Vladimir Spidla strikes back?

Jiri Rusnok, photo; CTK

Prime Minister Vladimir Spidla made the first move on Thursday to reassert his authority over rebels in his Social Democrat party, when he announced he was sacking Trade and Industry Minister Jiri Rusnok. Mr Rusnok was one of the ring-leaders of a recent plot to defy the prime minister and ensure that opposition candidate Vaclav Klaus was elected president. Mr Rusnok's removal was meant to send a clear signal to Mr Spidla's opponents, but many analysts have been left wondering whether he hasn't shot himself in the foot. Rob Cameron reports.

Jiri Rusnok,  photo: CTK
Prime Minister Vladimir Spidla announced the first re-shuffle in his eight-month-old cabinet on Thursday, when he appeared at a news conference to announce he was dismissing Trade and Industry Minister Jiri Rusnok. The prime minister said Mr Rusnok - the only economist in the cabinet - was being asked to leave because of "a long-term breakdown in political communication", but few were under any illusions about the real reason for his dismissal.

Jiri Rusnok was one of the few Social Democrats who openly defied Mr Spidla and refused to back the government's compromise candidate for president.
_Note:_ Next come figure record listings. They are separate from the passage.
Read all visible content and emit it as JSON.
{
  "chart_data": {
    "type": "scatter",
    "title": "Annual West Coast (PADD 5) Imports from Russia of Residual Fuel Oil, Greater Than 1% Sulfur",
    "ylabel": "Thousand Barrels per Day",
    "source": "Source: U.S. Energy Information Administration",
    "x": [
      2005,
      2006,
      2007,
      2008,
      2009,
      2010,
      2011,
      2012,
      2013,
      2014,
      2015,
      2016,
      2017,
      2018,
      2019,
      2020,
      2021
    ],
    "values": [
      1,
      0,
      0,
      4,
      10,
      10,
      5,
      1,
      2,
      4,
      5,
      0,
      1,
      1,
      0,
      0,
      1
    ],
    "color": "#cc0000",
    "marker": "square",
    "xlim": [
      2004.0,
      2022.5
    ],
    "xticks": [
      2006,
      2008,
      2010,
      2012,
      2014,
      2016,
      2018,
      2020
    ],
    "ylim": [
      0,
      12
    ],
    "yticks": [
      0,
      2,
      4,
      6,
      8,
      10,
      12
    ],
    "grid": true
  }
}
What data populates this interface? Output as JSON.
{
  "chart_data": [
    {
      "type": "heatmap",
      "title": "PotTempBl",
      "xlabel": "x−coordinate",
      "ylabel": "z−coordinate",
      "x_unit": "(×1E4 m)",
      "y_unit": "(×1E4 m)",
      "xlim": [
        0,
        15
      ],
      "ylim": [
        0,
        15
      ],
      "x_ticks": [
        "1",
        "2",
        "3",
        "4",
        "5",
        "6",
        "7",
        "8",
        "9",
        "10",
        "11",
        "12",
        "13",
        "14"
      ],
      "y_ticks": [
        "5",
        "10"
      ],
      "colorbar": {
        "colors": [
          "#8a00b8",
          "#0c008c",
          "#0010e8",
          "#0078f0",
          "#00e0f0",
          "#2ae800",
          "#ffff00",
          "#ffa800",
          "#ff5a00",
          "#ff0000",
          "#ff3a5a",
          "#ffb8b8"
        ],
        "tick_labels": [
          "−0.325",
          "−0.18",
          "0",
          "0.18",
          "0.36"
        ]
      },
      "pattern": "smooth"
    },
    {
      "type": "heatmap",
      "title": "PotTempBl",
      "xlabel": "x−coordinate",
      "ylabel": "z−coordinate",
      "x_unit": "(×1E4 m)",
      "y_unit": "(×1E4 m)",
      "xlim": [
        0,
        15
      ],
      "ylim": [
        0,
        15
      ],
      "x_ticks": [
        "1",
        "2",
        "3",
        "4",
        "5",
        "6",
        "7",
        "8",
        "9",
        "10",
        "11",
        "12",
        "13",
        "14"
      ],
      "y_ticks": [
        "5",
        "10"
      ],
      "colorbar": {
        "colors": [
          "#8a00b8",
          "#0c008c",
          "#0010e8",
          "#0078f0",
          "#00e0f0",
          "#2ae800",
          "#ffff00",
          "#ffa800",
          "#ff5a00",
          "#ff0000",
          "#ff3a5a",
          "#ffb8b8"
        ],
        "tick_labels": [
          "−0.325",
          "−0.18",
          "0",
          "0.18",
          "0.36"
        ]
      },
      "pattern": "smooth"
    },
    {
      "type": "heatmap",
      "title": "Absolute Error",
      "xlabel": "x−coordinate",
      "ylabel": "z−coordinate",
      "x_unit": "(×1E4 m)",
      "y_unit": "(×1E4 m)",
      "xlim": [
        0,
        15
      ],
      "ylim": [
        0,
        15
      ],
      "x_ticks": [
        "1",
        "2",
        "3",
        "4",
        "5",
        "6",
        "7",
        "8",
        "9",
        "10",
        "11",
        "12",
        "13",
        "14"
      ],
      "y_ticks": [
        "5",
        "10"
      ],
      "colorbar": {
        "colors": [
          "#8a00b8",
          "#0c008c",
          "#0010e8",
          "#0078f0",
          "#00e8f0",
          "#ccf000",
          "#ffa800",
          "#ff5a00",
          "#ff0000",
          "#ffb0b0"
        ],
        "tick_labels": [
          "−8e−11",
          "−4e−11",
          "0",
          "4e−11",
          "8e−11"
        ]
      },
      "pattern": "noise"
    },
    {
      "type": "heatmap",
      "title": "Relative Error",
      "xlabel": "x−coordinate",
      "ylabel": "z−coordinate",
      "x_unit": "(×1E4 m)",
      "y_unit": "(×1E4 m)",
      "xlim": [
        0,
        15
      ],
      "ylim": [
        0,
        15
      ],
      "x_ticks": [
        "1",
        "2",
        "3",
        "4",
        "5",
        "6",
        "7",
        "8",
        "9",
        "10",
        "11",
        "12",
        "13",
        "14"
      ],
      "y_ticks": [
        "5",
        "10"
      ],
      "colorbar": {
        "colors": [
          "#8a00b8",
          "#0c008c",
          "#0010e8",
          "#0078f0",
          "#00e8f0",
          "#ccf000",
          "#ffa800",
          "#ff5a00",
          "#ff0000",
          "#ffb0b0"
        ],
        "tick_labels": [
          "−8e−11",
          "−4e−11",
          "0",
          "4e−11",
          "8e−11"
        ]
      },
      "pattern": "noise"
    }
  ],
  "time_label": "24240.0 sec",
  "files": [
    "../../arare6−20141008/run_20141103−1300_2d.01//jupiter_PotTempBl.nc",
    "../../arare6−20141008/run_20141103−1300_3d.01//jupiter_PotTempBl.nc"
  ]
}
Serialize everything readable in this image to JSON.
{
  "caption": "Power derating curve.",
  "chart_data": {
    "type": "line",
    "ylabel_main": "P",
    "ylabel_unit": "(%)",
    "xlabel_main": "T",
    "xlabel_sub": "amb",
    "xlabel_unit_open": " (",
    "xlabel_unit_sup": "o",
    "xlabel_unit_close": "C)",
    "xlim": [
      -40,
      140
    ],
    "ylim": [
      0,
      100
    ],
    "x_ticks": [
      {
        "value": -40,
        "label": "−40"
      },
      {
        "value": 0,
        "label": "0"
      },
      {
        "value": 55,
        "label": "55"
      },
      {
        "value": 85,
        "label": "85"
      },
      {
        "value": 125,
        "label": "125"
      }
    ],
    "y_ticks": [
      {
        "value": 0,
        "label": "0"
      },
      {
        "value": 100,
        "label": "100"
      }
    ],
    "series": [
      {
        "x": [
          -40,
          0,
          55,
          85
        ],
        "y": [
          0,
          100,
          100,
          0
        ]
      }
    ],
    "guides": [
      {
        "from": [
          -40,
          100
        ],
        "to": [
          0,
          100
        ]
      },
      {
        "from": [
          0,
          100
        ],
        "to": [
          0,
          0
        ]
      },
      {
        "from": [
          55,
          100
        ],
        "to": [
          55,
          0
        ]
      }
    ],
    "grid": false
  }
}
He was also one of the few Social Democrats MPs who admitted afterwards that he had supported Vaclav Klaus - most of his colleagues refused to reveal how they had voted in the secret ballot. So his sacking comes as no surprise.

But many - both observers and party members - have questioned the prime minister's handling of the affair. Why Jiri Rusnok, asked Social Democrat senator Richard Falbr, and not Labour and Social Affairs Minister Zdenek Skromach? Mr Skromach, he said, poses a greater threat to Mr Spidla's authority, since he enjoys considerable support in the Social Democrats. And why not tell the truth about the reasons for Mr Rusnok's dismissal? asked Senator Falbr.

Jiri Rusnok,  photo: CTK
Mr Rusnok belongs to a group of Social Democrats loyal to Mr Spidla's predecessor Milos Zeman. They are unhappy with the current centre-left cabinet, and would prefer a return to the "opposition agreement", when the Social Democrats shared power with Mr Klaus's Civic Democrats. Mr Spidla has tried to break away from the era of the "opposition agreement", but analysts say it was a mistake to include the agreement's supporters - Messrs Rusnok and Skromach among them - in his cabinet in the first place.

So what now for Mr Spidla? He defends the party leadership when the Social Democrats hold their annual conference at the end of the month, and many believe he still has some way to go towards consolidating his position. And even if Mr Spidla is re-elected, the battle within his party will continue. The Social Democrats have still not resolved the fundamental ideological split that divides them: whether to keep the fragile centre-left coalition, or create a new one with the help of the Civic Democrats - or even the Communists - instead.